Nie można jednak nie wspomnieć o kilku zaletach tej książki. Niewątpliwie bardzo merytoryczne są dwa ostatnie rozdziały – dotyczące rozstania i komunikacji. W części książki odnoszącej się do rozwodu, bardzo dobrze omówione jest zagadnienie niewłaściwego i właściwego traktowania dzieci w sytuacji rozstania rodziców. Można tu znaleźć konkretne wskazówki, w jaki sposób rozmawiać z pociechami i o czym je informować, a o czym nie, jak również konkretne błędy, które często popełniają rodzice w podobnej sytuacji. To jest ogromny plus recenzowanej publikacji. Podoba mi się również rozdział dotyczący komunikacji, w którym autorki w zwięzły i klarowny sposób zwracają uwagę na najważniejsze aspekty komunikowania się z partnerem i dają celne, trafiające w punkt rady. Ostrzegają też, przed czym (w aspekcie komunikacji) powinniśmy się wzbraniać, a na co zwracać uwagę, co wzmacniać. Bardzo przydatne.

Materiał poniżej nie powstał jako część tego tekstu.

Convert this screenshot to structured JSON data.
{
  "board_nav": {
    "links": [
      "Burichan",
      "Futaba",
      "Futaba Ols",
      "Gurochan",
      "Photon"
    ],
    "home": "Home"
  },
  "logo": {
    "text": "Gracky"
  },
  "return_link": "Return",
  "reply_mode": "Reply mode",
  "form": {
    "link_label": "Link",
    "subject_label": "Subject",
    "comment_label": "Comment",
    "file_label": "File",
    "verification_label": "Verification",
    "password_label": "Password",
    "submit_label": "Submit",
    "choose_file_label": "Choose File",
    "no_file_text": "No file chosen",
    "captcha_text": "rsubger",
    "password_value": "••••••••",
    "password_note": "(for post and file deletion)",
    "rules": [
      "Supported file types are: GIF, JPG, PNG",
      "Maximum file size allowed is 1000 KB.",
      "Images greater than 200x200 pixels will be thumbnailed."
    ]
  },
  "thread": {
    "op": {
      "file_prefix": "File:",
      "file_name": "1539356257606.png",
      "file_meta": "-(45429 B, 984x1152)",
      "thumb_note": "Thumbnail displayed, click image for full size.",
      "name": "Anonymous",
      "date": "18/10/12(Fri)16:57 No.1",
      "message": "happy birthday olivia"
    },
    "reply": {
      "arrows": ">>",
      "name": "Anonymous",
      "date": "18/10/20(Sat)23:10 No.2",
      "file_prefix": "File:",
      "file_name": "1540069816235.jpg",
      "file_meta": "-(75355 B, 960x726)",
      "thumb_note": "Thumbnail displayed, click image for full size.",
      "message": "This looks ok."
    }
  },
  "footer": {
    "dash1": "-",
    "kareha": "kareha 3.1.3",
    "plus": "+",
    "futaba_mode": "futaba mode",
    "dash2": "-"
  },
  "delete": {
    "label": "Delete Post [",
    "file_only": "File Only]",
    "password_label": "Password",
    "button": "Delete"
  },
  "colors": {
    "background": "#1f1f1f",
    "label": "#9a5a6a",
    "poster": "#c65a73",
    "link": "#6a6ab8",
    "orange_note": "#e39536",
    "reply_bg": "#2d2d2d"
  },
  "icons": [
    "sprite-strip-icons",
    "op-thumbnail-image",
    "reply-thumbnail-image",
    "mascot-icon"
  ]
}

Kolejnym wielkim plusem omawianej lektury jest bardzo przyjemna, wręcz „przytulna” atmosfera rozmowy, dzięki czemu książkę czyta się łatwo i szybko. Brak naukowego slangu i ciepło bijące od pań sprawiają, że czytając książkę nie czujemy się punktowani, osądzani czy krytykowani – wręcz przeciwnie:  odnosi się wrażenie, że dobry, szanujący nas przyjaciel udziela nam rad „od serca”.

Rzeczą, o której umyślnie wspominam na samym końcu, a którą zauważyłam na samym początku,  gdy tylko otrzymałam książkę do recenzji, były życzenia dobrej lektury od Moniki Dreger na stronie tytułowej. Bardzo sympatyczny gest i niezwykle miłe zaskoczenie, „osładzające” czytanie „Co boli związek”.

Kończąc, chcę jeszcze zwrócić uwagę na zakończenie książki, w którym  autorki kładą balsam na duszę każdej osoby borykającej się z problemami w związku – mianowicie podkreślają, że nikt nie jest idealny i żaden związek też nie może być ze swej natury ideałem, i że to jest w porządku. Uff, jaka ulga przeczytać takie kojące słowa na zakończenie książki o tym, co boli w relacjach…

Anna Alaszkiewicz

Monika Dreger i Magdalena Kuszewska „Co boli związek?”